O apóstolo Paulo, na segunda Leitura, retomando as imagens presentes nas profecias dos profetas Jeremias e Ezequiel, vê a sua realização no mistério neotestamentário. "Dias virão em que firmarei uma nova aliança com a casa de Israel e a casa de Judá oráculo do Senhor... Imprimirei a minha lei no seu íntimo e gravá-la-ei no seu coração" (Jr 31, 31-33). "Dar-vos-ei um coração novo e introduzirei em vós um espírito novo... dar-vos-ei um coração de carne" (Ez 36, 26-27). "Sois uma carta de Cristo diz São Paulo escrita, não com tinta, mas com o Espírito de Deus vivo; não em tábuas de pedra, mas em tábuas de carne que são os vossos corações". E declara que ele mesmo é "ministro de uma nova aliança, não da letra, mas do Espírito" (2 Cor 3, 3-6).

Mas a alma, o estímulo interior do novo ministério encontramo-la no trecho evangélico de João: "Assim como o Pai me amou, também eu vos amei a vós": Jesus quer que os seus discípulos "permaneçam" no amor que Ele tem por eles; mas isto só é possível se eles demonstrarem que respondem ao seu amor, observando quanto ele lhes ensinou e comandou.

Esta recíproca relação de amor é fonte de alegria para Jesus, e ele transmite-a com abundância aos seus discípulos.

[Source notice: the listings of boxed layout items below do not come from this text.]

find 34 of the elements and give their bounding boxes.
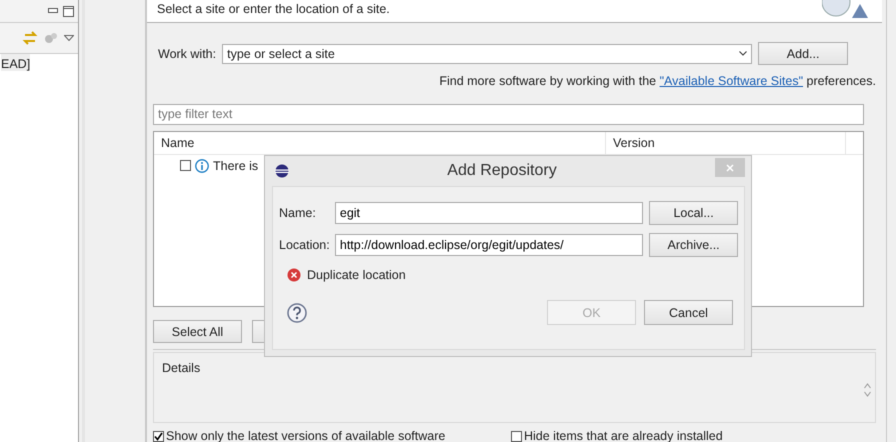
checkbox[interactable]: [153, 430, 164, 442]
row-text[interactable]: There is: [213, 158, 258, 173]
maximize-icon[interactable]: [63, 6, 74, 16]
work-with-label: Work with:: [158, 46, 216, 61]
error-message: Duplicate location: [307, 268, 406, 282]
checkbox[interactable]: [511, 430, 522, 442]
error-icon: [287, 268, 301, 282]
input-field[interactable]: egit: [334, 202, 644, 224]
chevron-icon: [739, 51, 748, 56]
dropdown-icon[interactable]: [64, 35, 74, 41]
hint-text: Find more software by working with the "Available Software Sites" preferences.: [439, 74, 876, 88]
column-header[interactable]: Name: [154, 132, 606, 154]
help-icon[interactable]: [287, 302, 307, 322]
close-icon: [726, 164, 734, 172]
field-label: Location:: [279, 238, 331, 252]
tree-item[interactable]: EAD]: [1, 54, 30, 71]
details-title: Details: [162, 361, 200, 378]
software-sites-link[interactable]: "Available Software Sites": [660, 74, 804, 88]
input-field[interactable]: http://download.eclipse/org/egit/updates/: [334, 234, 644, 256]
dialog-title: Add Repository: [446, 162, 558, 180]
checkbox[interactable]: [180, 160, 191, 172]
wizard-description: Select a site or enter the location of a site.: [157, 2, 390, 16]
select-all-button[interactable]: Select All: [153, 320, 242, 344]
filter-field[interactable]: type filter text: [153, 104, 864, 125]
eclipse-icon: [275, 164, 289, 178]
site-combo[interactable]: type or select a site: [222, 44, 752, 64]
dialog-button[interactable]: Cancel: [644, 300, 733, 325]
column-header[interactable]: Version: [606, 132, 846, 154]
minimize-icon[interactable]: [48, 8, 58, 14]
add-button[interactable]: Add...: [758, 42, 848, 66]
field-label: Name:: [279, 206, 317, 220]
info-icon: [195, 158, 209, 173]
browse-button[interactable]: Local...: [649, 201, 738, 225]
browse-button[interactable]: Archive...: [649, 233, 738, 257]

A reciprocidade de amor e de alegria, entre Jesus e os seus, deve expandir-se também entre os discípulos: amar-se uns aos outros, com o mesmo amor com que ele nos amou. Então tornamo-nos "amigos de Jesus" porque, através da difusão do amor, se faz a experiência profunda de Deus: é o conhecimento, em sentido bíblico, forte. O amor e o conhecimento obtido com a experiência de Deus estão na base da missão: "Não fostes vós que me escolhestes; fui Eu que vos escolhi a vós e vos destinei a ir e dar fruto"(Jo 15, 16).

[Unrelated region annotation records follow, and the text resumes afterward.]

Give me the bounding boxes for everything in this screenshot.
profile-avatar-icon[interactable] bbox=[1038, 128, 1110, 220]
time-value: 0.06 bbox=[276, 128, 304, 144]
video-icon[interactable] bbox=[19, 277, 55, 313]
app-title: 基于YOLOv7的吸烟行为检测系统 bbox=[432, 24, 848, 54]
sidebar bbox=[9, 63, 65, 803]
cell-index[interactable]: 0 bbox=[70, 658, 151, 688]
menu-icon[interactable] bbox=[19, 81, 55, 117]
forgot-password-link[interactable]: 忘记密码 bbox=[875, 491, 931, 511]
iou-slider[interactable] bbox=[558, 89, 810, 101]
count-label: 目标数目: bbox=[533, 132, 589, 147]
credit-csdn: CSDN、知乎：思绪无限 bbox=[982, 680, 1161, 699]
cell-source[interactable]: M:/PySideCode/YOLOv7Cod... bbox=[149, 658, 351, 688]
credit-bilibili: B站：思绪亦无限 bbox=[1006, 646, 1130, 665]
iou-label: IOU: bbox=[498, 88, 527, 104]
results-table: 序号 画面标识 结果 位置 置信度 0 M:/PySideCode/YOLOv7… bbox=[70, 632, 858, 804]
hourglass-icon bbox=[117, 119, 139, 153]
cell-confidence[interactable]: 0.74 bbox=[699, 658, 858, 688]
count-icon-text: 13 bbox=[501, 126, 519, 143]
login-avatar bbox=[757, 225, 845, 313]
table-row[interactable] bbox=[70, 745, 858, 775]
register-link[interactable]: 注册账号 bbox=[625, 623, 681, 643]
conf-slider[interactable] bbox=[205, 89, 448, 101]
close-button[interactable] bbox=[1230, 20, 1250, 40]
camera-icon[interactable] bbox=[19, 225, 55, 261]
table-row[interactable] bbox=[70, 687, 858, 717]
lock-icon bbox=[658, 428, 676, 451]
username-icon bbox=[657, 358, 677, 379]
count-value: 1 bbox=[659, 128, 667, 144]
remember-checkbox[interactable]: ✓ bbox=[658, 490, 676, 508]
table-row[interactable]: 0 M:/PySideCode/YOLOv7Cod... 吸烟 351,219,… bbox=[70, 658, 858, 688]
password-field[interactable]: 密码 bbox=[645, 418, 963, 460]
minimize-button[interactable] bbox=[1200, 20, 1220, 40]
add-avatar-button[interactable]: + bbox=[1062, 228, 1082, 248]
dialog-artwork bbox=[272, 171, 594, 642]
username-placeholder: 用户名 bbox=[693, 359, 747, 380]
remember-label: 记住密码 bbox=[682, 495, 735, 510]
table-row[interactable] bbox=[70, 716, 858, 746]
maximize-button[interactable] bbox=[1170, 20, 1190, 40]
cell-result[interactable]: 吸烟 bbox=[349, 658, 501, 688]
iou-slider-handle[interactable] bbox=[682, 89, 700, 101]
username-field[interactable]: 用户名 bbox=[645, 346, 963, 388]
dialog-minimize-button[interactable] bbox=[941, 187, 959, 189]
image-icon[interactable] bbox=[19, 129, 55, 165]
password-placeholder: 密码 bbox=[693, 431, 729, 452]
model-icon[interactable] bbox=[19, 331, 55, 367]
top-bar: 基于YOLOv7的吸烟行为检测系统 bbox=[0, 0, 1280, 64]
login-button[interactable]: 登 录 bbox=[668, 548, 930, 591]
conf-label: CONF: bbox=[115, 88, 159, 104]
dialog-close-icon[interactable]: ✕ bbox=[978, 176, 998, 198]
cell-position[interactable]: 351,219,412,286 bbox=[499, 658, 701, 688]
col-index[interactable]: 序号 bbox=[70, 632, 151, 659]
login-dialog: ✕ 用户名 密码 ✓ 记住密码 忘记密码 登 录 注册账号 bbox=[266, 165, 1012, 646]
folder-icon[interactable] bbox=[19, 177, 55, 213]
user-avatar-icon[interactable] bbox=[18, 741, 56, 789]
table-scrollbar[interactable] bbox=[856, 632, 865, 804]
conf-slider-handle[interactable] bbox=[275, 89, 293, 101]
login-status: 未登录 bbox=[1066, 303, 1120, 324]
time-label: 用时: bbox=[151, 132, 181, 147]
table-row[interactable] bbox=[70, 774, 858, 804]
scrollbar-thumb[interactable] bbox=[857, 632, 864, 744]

A luz deste novo ministério, guiado pelo Espírito Santo e como continuação e expansão do amor do Pai e do Senhor Jesus no amor para com os irmãos, resplandece maravilhosamente na vida e na missão do Cardeal Eduardo Francisco Pironio.

Ele fez da sua vida e do seu ministério um acto contínuo de louvor e de amor a Deus e aos irmãos, amparado por uma fé inabalável e por uma esperança jubilosa.

"MAGNIFICAT": é a palavra na qual ele reúne toda a sua vida de homem, de cristão, de sacerdote, de bispo e de cardeal. É quase um refrão da sua vida; é a palavra que repete no Testamento por treze vezes. Vem-lhe de dentro, cheia de gratidão, de alegria e de misericórdia; palavra de dor, de ternura e de esperança:

"Magnificat" pelo dom da vida; pelo dom inestimável do baptismo;

"Magnificat" pelo sacerdócio, pelo episcopado: "Senti-me extraordinariamente feliz por ser sacerdote e gostaria de transmitir esta alegria profunda aos jovens de hoje... O Senhor quis que eu fosse "pai, irmão e amigo" dos sacerdotes, dos religiosos e religiosas, de todo o povo de Deus. Quis ser simplesmente presença de "Cristo, esperança da glória"... Dou graças ao Senhor por me ter feito compreender que o Cardinalado é uma vocação para o martírio, uma chamada ao serviço pastoral e uma forma mais profunda de paternidade espiritual. Sinto-me feliz por ser mártir, por ser pastor, por ser padre" (Testamento espiritual).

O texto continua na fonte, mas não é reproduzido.